L’attuale riforma del terzo settore pone in luce uno dei problemi più evidenti degli ultimi 15 anni, e non mi riferisco all’integrazione tra l’attività de terzo settore e il welfare nel senso più ampio del suo significato, ma alla necessità di creare una classe dirigente in grado di cogliere questa sfida.

Nel mondo aziendale non avremmo alcun problema a parlare di change management, di rivoluzione culturale o manageriale, mentre nel terzo settore, affrontare un cambiamento legato all’approccio manageriale sembra spesso essere un ostacolo insormontabile.

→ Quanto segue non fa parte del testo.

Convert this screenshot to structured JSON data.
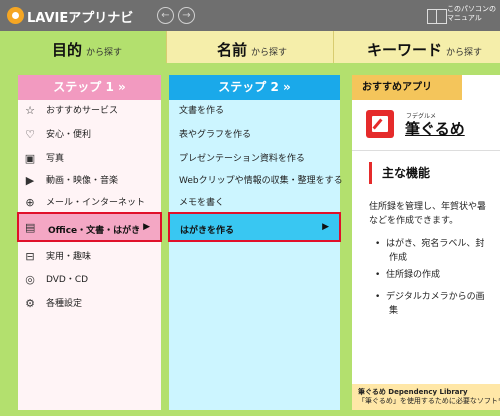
{
  "titlebar": {
    "app_title": "LAVIEアプリナビ",
    "back": "←",
    "forward": "→",
    "manual_label_line1": "このパソコンの",
    "manual_label_line2": "マニュアル"
  },
  "tabs": [
    {
      "main": "目的",
      "sub": "から探す"
    },
    {
      "main": "名前",
      "sub": "から探す"
    },
    {
      "main": "キーワード",
      "sub": "から探す"
    }
  ],
  "step1": {
    "header": "ステップ 1 »",
    "items": [
      {
        "label": "おすすめサービス",
        "icon": "star-icon"
      },
      {
        "label": "安心・便利",
        "icon": "heart-icon"
      },
      {
        "label": "写真",
        "icon": "camera-icon"
      },
      {
        "label": "動画・映像・音楽",
        "icon": "video-icon"
      },
      {
        "label": "メール・インターネット",
        "icon": "globe-icon"
      },
      {
        "label": "Office・文書・はがき",
        "icon": "document-icon"
      },
      {
        "label": "実用・趣味",
        "icon": "toolbox-icon"
      },
      {
        "label": "DVD・CD",
        "icon": "disc-icon"
      },
      {
        "label": "各種設定",
        "icon": "gear-icon"
      }
    ],
    "selected_arrow": "▶"
  },
  "step2": {
    "header": "ステップ 2 »",
    "items": [
      {
        "label": "文書を作る"
      },
      {
        "label": "表やグラフを作る"
      },
      {
        "label": "プレゼンテーション資料を作る"
      },
      {
        "label": "Webクリップや情報の収集・整理をする"
      },
      {
        "label": "メモを書く"
      },
      {
        "label": "はがきを作る"
      }
    ],
    "selected_arrow": "▶"
  },
  "recommended": {
    "header": "おすすめアプリ",
    "furigana": "フデグルメ",
    "app_name": "筆ぐるめ",
    "feature_title": "主な機能",
    "description_line1": "住所録を管理し、年賀状や暑",
    "description_line2": "などを作成できます。",
    "bullets": [
      {
        "line1": "はがき、宛名ラベル、封",
        "line2": "作成"
      },
      {
        "line1": "住所録の作成",
        "line2": ""
      },
      {
        "line1": "デジタルカメラからの画",
        "line2": "集"
      }
    ],
    "footer_line1": "筆ぐるめ Dependency Library",
    "footer_line2": "「筆ぐるめ」を使用するために必要なソフトウェアです。"
  },
  "colors": {
    "background": "#b3e06e",
    "step1_header": "#f29ac0",
    "step2_header": "#1aa9ea",
    "selection_border": "#e0102a",
    "recommended_header": "#f4c55b"
  }
}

Ho parlato più volte negli anni scorsi della necessità, da parte del terzo settore di acquisire competenze specifiche nell’abito manageriale, in grado di focalizzare gli sforzi dell’organizzazione verso un reale sviluppo sostenibile, differenziando quanto possibile le attività core, le fondi di reddito / donazione, ma anche ponendo grande attenzione alla gestione di tutte le risorse dipendenti e volontari che operano presso le organizzazioni del terzo settore.

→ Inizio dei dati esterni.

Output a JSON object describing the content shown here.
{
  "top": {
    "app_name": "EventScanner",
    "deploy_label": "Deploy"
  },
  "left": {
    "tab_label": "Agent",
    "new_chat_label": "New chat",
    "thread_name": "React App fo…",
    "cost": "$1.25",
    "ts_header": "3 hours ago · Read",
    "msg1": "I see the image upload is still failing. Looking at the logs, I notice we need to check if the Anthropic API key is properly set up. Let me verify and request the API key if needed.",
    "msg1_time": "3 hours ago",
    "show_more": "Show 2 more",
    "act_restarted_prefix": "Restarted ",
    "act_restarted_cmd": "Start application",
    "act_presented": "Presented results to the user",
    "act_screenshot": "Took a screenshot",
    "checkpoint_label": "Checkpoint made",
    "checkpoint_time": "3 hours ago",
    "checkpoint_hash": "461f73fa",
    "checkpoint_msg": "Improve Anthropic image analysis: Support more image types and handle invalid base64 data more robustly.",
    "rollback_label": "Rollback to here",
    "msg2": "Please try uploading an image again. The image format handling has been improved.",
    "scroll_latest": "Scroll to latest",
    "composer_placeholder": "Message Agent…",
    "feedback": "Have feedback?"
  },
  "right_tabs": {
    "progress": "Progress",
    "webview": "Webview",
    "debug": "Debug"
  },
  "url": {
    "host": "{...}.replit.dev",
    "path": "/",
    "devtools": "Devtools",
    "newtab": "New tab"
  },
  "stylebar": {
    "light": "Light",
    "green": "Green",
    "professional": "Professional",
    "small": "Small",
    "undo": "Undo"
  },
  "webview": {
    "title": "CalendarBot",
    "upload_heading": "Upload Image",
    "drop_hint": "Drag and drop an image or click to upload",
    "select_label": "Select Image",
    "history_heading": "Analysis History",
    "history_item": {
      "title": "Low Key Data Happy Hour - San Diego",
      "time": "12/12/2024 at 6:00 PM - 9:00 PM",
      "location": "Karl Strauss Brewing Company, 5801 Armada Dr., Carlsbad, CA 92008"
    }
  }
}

La riforma pone una questione fondamentale, ovvero essere proattivi nella generazione di valore, consentendo al terzo settore di essere, questa volta davvero, un partner con cui dialogare, fare scelte e costruire strategie di sviluppo.

Ecco quindi che un management proiettato solamente sulla gestione dell’ordinario, che si pone come confine il proprio piccolo perimetro di competenze non risulta adeguato a raccogliere questa opportunità.

La riforma consente anche al profit di cogliere un’opportunità per integrare le propri strategie di CSR ad esempio offrendosi come sparring partner dei manager del non profit per definire dei percorsi concrete pratici di crescita e di sviluppo di competenze che possono essere acquisite sul campo e non solo in aula.

Lo studio, la formazione, l’investimento in sviluppo manageriale diventeranno nei prossimi anni elementi attrattivi per  i nuovi manager del non profit che non saranno solamente attratti dalla “causa”, ma anche dalle opportunità professionali che questo pilastro della nostra società può e deve essere in grado di garantire.